Viburnum – Distinguishing Snowball-type
As if gardeners didn’t have enough confusion sorting out plants which are not roses, but have rose in their name (rose of Sharon, rose moss, Confederate rose, etc), we also must distinguish between “snowball” viburnums.
Chinese snowball viburnum is Viburnum macrocephalum. It has huge (4 – 8 inch), round white flowers, borne on the ends of branches, in April/May. Many people confuse it with hydrangea, but it blooms much earlier than hydrangeas.

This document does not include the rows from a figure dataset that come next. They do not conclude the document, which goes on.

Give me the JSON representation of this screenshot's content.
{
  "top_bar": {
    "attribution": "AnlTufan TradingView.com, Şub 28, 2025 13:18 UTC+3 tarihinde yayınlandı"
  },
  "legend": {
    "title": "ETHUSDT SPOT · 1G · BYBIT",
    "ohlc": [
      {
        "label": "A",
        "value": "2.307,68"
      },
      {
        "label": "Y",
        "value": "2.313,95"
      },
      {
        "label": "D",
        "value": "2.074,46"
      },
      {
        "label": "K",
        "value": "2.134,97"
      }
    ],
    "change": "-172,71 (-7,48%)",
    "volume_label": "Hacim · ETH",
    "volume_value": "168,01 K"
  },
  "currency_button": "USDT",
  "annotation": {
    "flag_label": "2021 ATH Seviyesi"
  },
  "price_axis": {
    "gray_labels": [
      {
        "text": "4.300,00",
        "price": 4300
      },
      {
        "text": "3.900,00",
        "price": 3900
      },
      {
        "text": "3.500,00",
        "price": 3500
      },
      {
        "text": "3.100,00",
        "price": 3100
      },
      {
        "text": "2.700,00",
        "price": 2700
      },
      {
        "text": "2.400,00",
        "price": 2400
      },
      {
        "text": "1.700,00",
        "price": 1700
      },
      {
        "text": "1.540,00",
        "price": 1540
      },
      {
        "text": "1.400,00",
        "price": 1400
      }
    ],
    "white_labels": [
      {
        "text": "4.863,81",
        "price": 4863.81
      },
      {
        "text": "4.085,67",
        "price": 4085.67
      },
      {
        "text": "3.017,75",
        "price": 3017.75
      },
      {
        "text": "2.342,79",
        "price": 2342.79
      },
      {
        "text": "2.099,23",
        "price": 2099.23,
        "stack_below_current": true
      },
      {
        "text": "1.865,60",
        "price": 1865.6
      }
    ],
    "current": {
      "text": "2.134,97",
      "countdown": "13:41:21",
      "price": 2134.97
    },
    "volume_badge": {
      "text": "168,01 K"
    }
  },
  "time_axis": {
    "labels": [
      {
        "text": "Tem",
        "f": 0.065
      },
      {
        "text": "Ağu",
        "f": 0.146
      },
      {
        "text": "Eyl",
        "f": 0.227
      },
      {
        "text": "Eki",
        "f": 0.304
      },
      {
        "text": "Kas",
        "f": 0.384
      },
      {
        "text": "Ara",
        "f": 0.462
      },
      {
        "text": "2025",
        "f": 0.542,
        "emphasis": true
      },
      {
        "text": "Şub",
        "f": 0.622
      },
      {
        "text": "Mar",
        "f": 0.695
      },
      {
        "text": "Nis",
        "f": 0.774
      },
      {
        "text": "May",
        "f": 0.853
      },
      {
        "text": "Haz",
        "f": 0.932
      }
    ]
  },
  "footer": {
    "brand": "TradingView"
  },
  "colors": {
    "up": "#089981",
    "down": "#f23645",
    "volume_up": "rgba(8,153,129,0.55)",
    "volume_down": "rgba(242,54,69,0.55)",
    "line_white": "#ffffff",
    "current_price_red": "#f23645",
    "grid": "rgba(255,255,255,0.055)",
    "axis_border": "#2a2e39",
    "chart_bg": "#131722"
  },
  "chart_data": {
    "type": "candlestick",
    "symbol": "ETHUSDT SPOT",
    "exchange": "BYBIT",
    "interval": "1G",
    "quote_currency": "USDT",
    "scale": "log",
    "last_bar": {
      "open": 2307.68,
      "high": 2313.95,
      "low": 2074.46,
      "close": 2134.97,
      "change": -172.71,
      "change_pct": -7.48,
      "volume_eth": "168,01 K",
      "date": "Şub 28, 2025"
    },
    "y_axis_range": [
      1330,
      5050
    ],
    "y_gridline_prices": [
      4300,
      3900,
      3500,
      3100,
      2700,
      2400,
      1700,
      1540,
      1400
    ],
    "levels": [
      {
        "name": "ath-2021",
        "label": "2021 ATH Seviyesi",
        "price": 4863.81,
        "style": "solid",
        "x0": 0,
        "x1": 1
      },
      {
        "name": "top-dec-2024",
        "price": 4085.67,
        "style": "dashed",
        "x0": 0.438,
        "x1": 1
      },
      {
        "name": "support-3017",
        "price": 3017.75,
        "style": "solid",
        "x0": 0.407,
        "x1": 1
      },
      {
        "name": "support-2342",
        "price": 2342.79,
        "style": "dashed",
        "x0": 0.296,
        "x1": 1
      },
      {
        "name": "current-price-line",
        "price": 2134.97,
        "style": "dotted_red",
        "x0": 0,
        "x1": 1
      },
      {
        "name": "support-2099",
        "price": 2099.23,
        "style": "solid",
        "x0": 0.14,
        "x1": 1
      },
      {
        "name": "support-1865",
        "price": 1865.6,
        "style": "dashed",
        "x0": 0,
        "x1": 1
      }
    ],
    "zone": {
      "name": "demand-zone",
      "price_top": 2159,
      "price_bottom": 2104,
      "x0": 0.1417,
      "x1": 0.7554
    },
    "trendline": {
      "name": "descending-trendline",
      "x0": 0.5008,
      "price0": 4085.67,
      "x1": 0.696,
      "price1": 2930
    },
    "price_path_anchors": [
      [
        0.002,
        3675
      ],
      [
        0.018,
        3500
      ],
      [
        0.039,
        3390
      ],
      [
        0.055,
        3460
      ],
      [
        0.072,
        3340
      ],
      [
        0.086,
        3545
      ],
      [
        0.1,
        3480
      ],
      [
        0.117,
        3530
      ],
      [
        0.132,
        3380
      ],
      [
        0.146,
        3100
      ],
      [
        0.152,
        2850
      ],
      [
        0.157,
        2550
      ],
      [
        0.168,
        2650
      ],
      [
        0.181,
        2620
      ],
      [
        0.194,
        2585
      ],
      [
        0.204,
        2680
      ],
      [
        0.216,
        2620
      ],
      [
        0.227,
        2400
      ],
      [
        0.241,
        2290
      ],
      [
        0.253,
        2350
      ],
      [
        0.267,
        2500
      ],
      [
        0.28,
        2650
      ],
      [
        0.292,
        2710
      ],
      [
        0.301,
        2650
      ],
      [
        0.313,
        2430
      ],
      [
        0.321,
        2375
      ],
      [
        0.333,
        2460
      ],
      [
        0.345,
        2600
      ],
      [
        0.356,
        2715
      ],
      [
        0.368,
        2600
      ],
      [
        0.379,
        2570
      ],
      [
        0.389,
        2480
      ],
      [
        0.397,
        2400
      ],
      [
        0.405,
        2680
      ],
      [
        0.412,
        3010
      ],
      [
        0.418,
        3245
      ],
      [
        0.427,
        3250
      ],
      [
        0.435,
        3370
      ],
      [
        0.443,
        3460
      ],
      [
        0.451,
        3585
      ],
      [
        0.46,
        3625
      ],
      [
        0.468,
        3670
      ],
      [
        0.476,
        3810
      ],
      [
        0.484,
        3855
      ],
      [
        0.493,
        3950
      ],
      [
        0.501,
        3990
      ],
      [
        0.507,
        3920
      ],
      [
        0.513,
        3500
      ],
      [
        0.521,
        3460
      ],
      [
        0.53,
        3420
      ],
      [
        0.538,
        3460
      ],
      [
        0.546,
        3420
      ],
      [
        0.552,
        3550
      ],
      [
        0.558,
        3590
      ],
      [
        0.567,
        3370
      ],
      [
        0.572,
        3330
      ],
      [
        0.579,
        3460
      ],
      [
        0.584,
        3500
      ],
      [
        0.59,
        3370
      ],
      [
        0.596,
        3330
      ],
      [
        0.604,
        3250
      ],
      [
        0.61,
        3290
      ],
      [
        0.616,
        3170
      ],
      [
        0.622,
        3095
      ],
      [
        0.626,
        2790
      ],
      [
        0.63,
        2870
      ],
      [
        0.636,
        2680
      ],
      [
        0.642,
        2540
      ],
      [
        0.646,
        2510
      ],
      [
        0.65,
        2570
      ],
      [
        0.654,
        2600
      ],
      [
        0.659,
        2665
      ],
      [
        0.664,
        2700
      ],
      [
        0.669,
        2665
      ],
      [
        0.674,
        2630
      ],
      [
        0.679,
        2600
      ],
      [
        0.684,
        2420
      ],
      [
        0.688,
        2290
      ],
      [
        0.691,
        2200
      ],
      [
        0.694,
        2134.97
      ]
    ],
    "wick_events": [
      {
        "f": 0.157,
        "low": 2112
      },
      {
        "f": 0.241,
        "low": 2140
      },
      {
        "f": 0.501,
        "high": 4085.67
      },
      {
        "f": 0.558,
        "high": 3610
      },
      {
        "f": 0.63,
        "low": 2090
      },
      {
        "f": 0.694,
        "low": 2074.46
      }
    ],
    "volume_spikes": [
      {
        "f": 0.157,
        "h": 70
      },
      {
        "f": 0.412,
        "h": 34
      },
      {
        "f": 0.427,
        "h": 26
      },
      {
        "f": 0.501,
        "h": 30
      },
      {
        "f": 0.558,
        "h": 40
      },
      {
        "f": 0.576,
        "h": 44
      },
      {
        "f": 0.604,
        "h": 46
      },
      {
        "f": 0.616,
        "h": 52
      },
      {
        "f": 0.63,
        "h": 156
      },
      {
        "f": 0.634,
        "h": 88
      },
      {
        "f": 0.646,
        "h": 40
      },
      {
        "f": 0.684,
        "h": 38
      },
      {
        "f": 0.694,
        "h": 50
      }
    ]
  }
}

Japanese snowball viburnum is Viburnum plicatum f. plicatum. It has small (2 – 3 inch), round white flowers, borne two-ranked along the branches, in April/May. Doublefile viburnum is Viburnum plicatum f. tomentosum. It has flat flower clusters that march in line opposite each other on a branch.
European snowball viburnum is Viburnum opulus ‘Sterile’ or ‘Roseum’. Both have medium-sized (3 – 5 inch) blooms, borne at the ends of branches, and the leaves have three major lobes, much like a maple. It blooms April/May; the flowers are followed by attractive red cranberry-like fruit in autumn.
Fragrant snowball viburnum is Viburnum x carlcephalum. It has pink-white flowers which are very fragrant. It is not the same as Korean spice viburnum, Viburnum carlseii, also very fragrant.